(a) In these conditions, “the Company” means I Want Diamonds Limited and “the Customer” means the individual, firm, Company or other party with whom the Company contracts. “Supply” includes (but is not limited to) any supply under a contract of sale or a contract for the supply of goods on approval. “International supply contract” means such a contract as is described in Section 26(3) of the Unfair Contract Terms Act 1977.
(b) No order in pursuance of any quotation or otherwise shall be binding on the company unless and until such order is accepted by the company.

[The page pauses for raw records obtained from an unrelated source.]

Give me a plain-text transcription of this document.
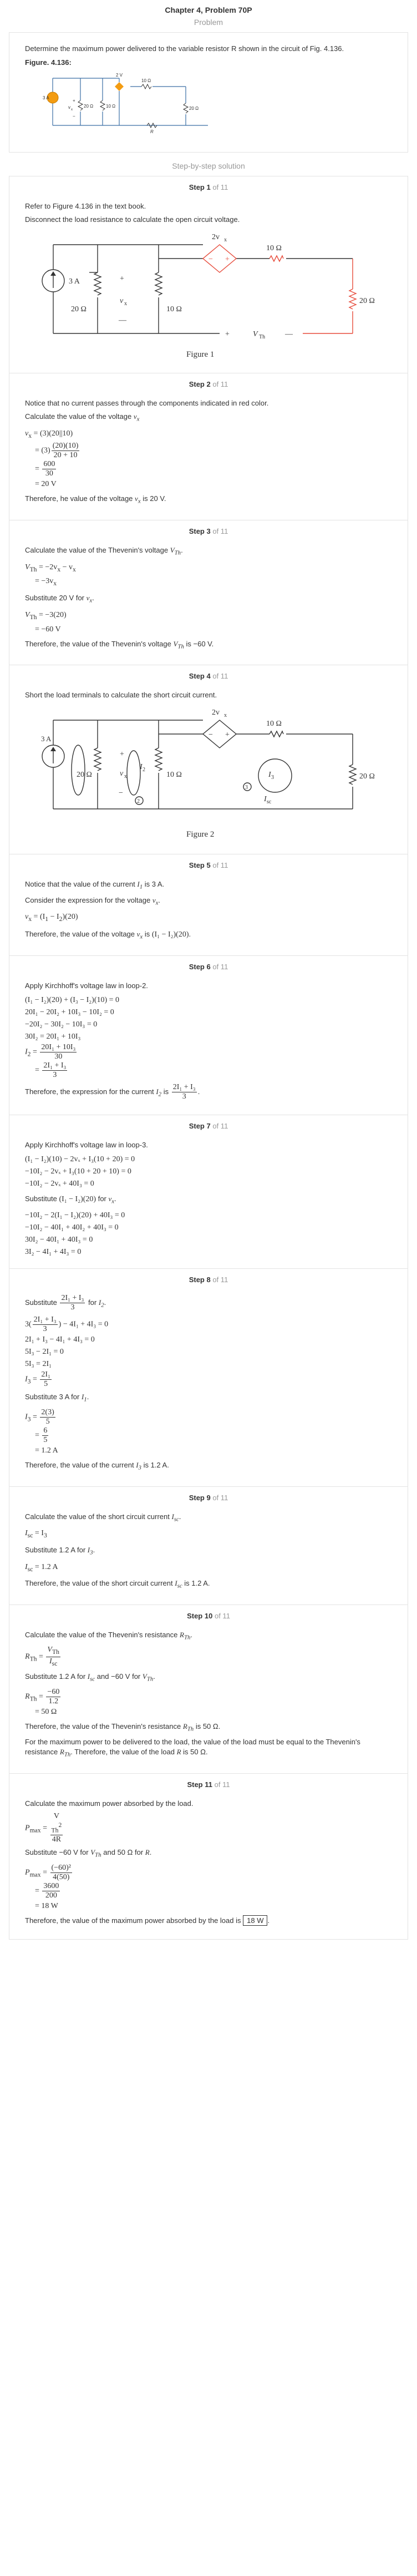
Chapter 4, Problem 70P
Problem
Determine the maximum power delivered to the variable resistor R shown in the circuit of Fig. 4.136.
Figure. 4.136:
3 A
2 V
10 Ω
20 Ω	10 Ω	20 Ω
v x
+
−
R
Step-by-step solution
Step 1 of 11
Refer to Figure 4.136 in the text book.
Disconnect the load resistance to calculate the open circuit voltage.
3 A
20 Ω	10 Ω
10 Ω
20 Ω
2v x
− +
+
v x
—
+	V Th	—
Figure 1
Step 2 of 11
Notice that no current passes through the components indicated in red color.
Calculate the value of the voltage $v_x$
$v_x = (3)(20||10)$
= $(3) \frac{(20)(10)}{20 + 10}$
= $\frac{600}{30}$
= 20 V
Therefore, he value of the voltage $v_x$ is 20 V.
Step 3 of 11
Calculate the value of the Thevenin's voltage $V_{Th}$.
$V_{Th} = -2v_x - v_x$
= $-3v_x$
Substitute 20 V for $v_x$.
$V_{Th} = -3(20)$
= −60 V
Therefore, the value of the Thevenin's voltage $V_{Th}$ is −60 V.
Step 4 of 11
Short the load terminals to calculate the short circuit current.
3 A
20 Ω	10 Ω
10 Ω
20 Ω
2v x
− +
+
v x
−
2
3
I 2
I 3
I sc
Figure 2
Step 5 of 11
Notice that the value of the current $I_1$ is 3 A.
Consider the expression for the voltage $v_x$.
$v_x = (I_1 - I_2)(20)$
Therefore, the value of the voltage $v_x$ is (I₁ − I₂)(20).
Step 6 of 11
Apply Kirchhoff's voltage law in loop-2.
(I₁ − I₂)(20) + (I₃ − I₂)(10) = 0
20I₁ − 20I₂ + 10I₃ − 10I₂ = 0
−20I₂ − 30I₂ − 10I₃ = 0
30I₂ = 20I₁ + 10I₃
$I_2 = \frac{\text{20I₁ + 10I₃}}{30}$
= $\frac{\text{2I₁ + I₃}}{3}$
Therefore, the expression for the current $I_2$ is $\frac{\text{2I₁ + I₃}}{3}$ .
Step 7 of 11
Apply Kirchhoff's voltage law in loop-3.
(I₁ − I₂)(10) − 2vₓ + I₃(10 + 20) = 0
−10I₂ − 2vₓ + I₃(10 + 20 + 10) = 0
−10I₂ − 2vₓ + 40I₃ = 0
Substitute (I₁ − I₂)(20) for $v_x$.
−10I₂ − 2(I₁ − I₂)(20) + 40I₃ = 0
−10I₂ − 40I₁ + 40I₂ + 40I₃ = 0
30I₂ − 40I₁ + 40I₃ = 0
3I₂ − 4I₁ + 4I₃ = 0
Step 8 of 11
Substitute $\frac{\text{2I₁ + I₃}}{3}$ for $I_2$.
$3( \frac{\text{2I₁ + I₃}}{3}$ ) − 4I₁ + 4I₃ = 0
2I₁ + I₃ − 4I₁ + 4I₃ = 0
5I₃ − 2I₁ = 0
5I₃ = 2I₁
$I_3 = \frac{\text{2I₁}}{5}$
Substitute 3 A for $I_1$.
$I_3 = \frac{2(3)}{5}$
= $\frac{6}{5}$
= 1.2 A
Therefore, the value of the current $I_3$ is 1.2 A.
Step 9 of 11
Calculate the value of the short circuit current $I_{sc}$.
$I_{sc} = I_3$
Substitute 1.2 A for $I_3$.
$I_{sc} = 1.2$ A
Therefore, the value of the short circuit current $I_{sc}$ is 1.2 A.
Step 10 of 11
Calculate the value of the Thevenin's resistance $R_{Th}$.
$R_{Th} = \frac{V_{Th}}{I_{sc}}$
Substitute 1.2 A for $I_{sc}$ and −60 V for $V_{Th}$.
$R_{Th} = \frac{-60}{1.2}$
= 50 Ω
Therefore, the value of the Thevenin's resistance $R_{Th}$ is 50 Ω.
For the maximum power to be delivered to the load, the value of the load must be equal to the Thevenin's resistance $R_{Th}$. Therefore, the value of the load R is 50 Ω.
Step 11 of 11
Calculate the maximum power absorbed by the load.
$P_{max} = V$
$_{Th}^2$
4R
Substitute −60 V for $V_{Th}$ and 50 Ω for R.
$P_{max} = \frac{\text{(−60)²}}{4(50)}$
= $\frac{3600}{200}$
= 18 W
Therefore, the value of the maximum power absorbed by the load is 18 W .
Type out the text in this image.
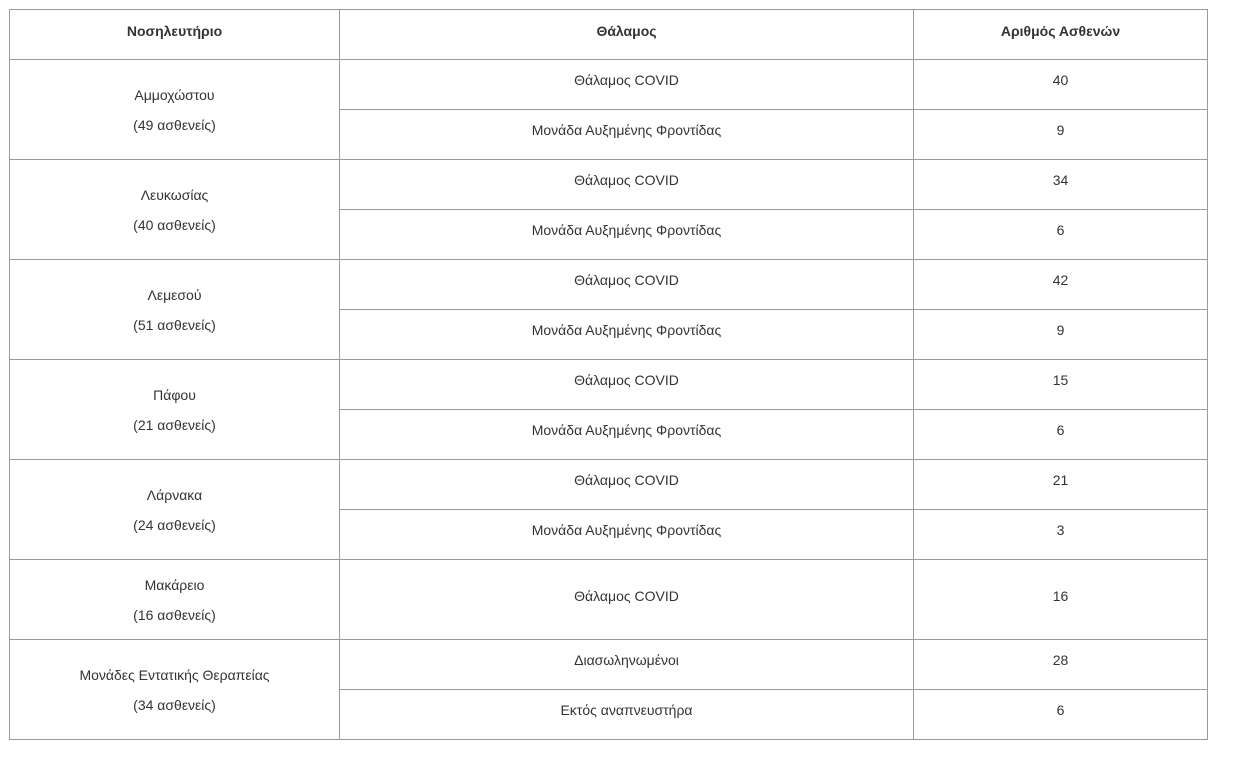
Νοσηλευτήριο	Θάλαμος	Αριθμός Ασθενών

Αμμοχώστου
(49 ασθενείς)	Θάλαμος COVID	40
	Μονάδα Αυξημένης Φροντίδας	9

Λευκωσίας
(40 ασθενείς)	Θάλαμος COVID	34
	Μονάδα Αυξημένης Φροντίδας	6

Λεμεσού
(51 ασθενείς)	Θάλαμος COVID	42
	Μονάδα Αυξημένης Φροντίδας	9

Πάφου
(21 ασθενείς)	Θάλαμος COVID	15
	Μονάδα Αυξημένης Φροντίδας	6

Λάρνακα
(24 ασθενείς)	Θάλαμος COVID	21
	Μονάδα Αυξημένης Φροντίδας	3

Μακάρειο
(16 ασθενείς)	Θάλαμος COVID	16

Μονάδες Εντατικής Θεραπείας
(34 ασθενείς)	Διασωληνωμένοι	28
	Εκτός αναπνευστήρα	6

Any Contract made between the company and the customer (herein called “the contract”) shall be subject to these conditions and save as aftermentioned no representative or agent of the Company has authority to agree any terms or make any representations inconsistent with them or to enter into any Contract except on the basis of them; any such term representation or contract will bind the Company only if in writing and signed by the Managing Director or Deputy Managing Director.
(c) Unless otherwise agreed in writing by the Company, these conditions shall override any terms and conditions stipulated or referred to by the Customer in his order or pre-contract negotiations or any inconsistent terms implied by law or trade custom, practice or course of dealing.
If goods are made or services carried out to a specification, instruction or design supplied by the Customer or any third party on behalf of the Customer then the suitability and accuracy of that specification, instruction or design will be the Customer’s responsibility and the Customer will indemnify the Company against any infringement or alleged infringement of any third party’s intellectual property rights.
Save in the case of international supply contracts and subject to any agreement in writing by the Company, the risk in goods which the Company agrees to supply shall pass to the Customer at the time at which:
Unless otherwise specified in writing by the Company payment for the goods or any instalment thereof or for any services shall be made by the Customer net cash not later than 60 days after the end of the month in which the Company renders its invoice, notwithstanding that property in the goods has not passed to the Customer. A settlement discount of 2.5% or such other discount as may be expressly agreed in writing between the Company and the Customer, of the net invoice value shall be available to the Customer where payment is received by the Company within 30 days after the end of the month in which the Company renders its invoice. Time for payment shall be of the essence of this contract. Without prejudice to any other rights of the Company interest will be payable on all overdue accounts at Barclays Bank plc base rate plus 3% and for the purposes of paragraphs 7 and 9 hereof the full purchase price of the goods and/or services shall include all interest payable hereundr.
If the customer shall fail to make any payment when it becomes due, or shall enter into any composition or arrangement with creditors, or if being a partnership shall have a winding up order made against it or if being an incorporated company shall have an administrative receiver or administrator appointed or shall pass a resolution for winding up or a Court shall make an order to that effect, or if there shall be any breach by the Customer of any terms and conditions and conditions hereof the Company may defer or cancel any further deliveries or services, stop any goods in transit and treat the Contract of which these conditions form part as determined but not without prejudice to its right to the full purchase price for goods ordered and services performed and damages for any loss suffered in consequence of such determination.
Upon delivery of the goods the Customer shall hold the goods solely as bailee for the Company and the goods shall remain the property of the Company until such time as the Customer shall have paid to the Company the full purchase price of all goods or services under the Contract or any other Contract with the Company. Until such time the Company shall be entitled to recover the goods or ay part thereof and for the purpose of exercising such rights of the Company, its employees and agents with appropriate transport may enter upon the Customer’s premises and any other location where the goods are situated. No termination of the Contract shall prejudice, limit or extinguish the Company’s rights under this paragraph.